GR: The IFP has been a fantastic ambassador and voice for the Financial Planning community. It’s crucial that the ethos maintained by the organisation continues to be upheld within the CISI structure. I understand the need to reach more people and why the merger was needed but I can also sympathise with those who have reservations. I trust that the IFP took the decision after careful consideration and hope to see the decision vindicated.
FP: What do you think of so called robo- advice – a friend or foe to FP? Will you ever incorporate any form of automated advice into the service you provide?
GR: Something is needed to address the advice gap so I’m all for it in theory. It’s not something we are looking at as a firm as it doesn’t fit the clients we target.
FP: What is the biggest challenge for you in terms of the Financial Conduct Authority and regulation in general?
GR: I feel that if you understand your clients and have their best interests at heart in everything you do then you won’t go far wrong. But I am sad to say that I think we are too scared to move in certain circumstances and that in itself can lead to poor client outcomes. Regulating our industry is an incredibly difficult task and I don’t have the right answers but a lack of common sense approach can sometimes be frustrating.
FP: How have you been affected by the hike in the FSCS levy?
GR: Clearly, we’re not immune to the FSCS levy increase and ours has gone up proportionately to others in the industry. We talk with our peers and are aware that what’s happening to us is happening elsewhere.
FP: What do you think of the changes to dividend tax credits announced in last year’s Budget and how will these affect you and your business from here on in?
GR: It’s an interesting move by the Government and it’s clear to see why they’ve done it. It will affect a large number of our clients. However, we are talking it through with affected clients in tandem with their tax advisers and we feel well prepared for it.
FP: What do you think the key is to making more of the general public aware of the benefits of seeing a Financial Planner?
GR: There needs to be a clearer distinction as to who is a Financial Planner and who is a product salesman. Many clients have had experience of the latter and are then prejudiced against the planning profession. However, once a first meeting is secured, it’s normally fairly straightforward to demonstrate the value of engaging with a planner. The hard-nosed entrepreneurs we deal with are often the most satisfying to deal with, as they can be the most vociferous detractors to begin with and often become the most powerful advocates afterwards.
FP: What’s the best thing about being a Financial Planner?
GR: The ability to remove worry from people’s lives and therefore allow them to live life on their terms. Being able to tell someone that they can stop working and actually spend time with their loved ones is particularly powerful.
FP: What do you like doing in your spare time outside of work? Do you have any unusual hobbies?
GR: I’m an avid golfer. When I say avid, I mean utterly obsessed. I play whenever my work and home life permits and I work with some of the professional players on the European tour. I also bought a Tesla car recently and can honestly say it’s the most insanely brilliant car I have ever owned. Elon Musk is a genius.
1 - Value what you
do – don’t take for granted what you know and what you can add to clients’ financial security and peace of mind.

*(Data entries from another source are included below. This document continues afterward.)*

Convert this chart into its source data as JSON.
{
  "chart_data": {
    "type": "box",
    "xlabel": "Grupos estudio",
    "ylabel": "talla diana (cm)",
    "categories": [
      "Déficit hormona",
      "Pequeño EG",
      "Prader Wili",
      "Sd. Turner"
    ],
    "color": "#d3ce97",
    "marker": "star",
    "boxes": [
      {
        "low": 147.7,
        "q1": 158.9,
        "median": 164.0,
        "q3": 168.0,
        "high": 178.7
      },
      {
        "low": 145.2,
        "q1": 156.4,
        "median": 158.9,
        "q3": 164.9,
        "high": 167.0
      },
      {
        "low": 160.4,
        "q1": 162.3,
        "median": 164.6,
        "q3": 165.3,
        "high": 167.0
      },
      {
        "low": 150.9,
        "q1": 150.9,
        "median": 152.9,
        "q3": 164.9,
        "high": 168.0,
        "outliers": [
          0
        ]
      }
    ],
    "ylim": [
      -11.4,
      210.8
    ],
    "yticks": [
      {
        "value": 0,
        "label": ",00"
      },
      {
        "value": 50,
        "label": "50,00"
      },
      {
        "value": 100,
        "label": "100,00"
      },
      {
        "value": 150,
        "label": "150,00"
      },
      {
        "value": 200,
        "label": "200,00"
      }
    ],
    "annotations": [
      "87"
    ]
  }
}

2 – Listen to Brett Davidson because he has a lot of great advice
3 - The right culture within the firm is crucial to long-term success.
My Business Day
06.30 - Get up - drag myself to the gym.
08.00 - Get home – Eat breakfast. Sometimes I’m lucky enough to drop the kids off at school.
09.00 - Get into work – catch up on e-mails / review to do list for the day.
09.45 - Team meetings – what work have we got on and what needs doing – tasks allocated within the team.
10.30 - Phone calls – discuss work needed with clients, get fees agreed and think about food.
13.00 - Lunch – sometimes with clients, sometimes at home, often on the run between meetings.
14.00 - Preparing work, cash flow modelling, checking reports.
15.00 – 17.00 - Presenting on relevant topics with professional introducers.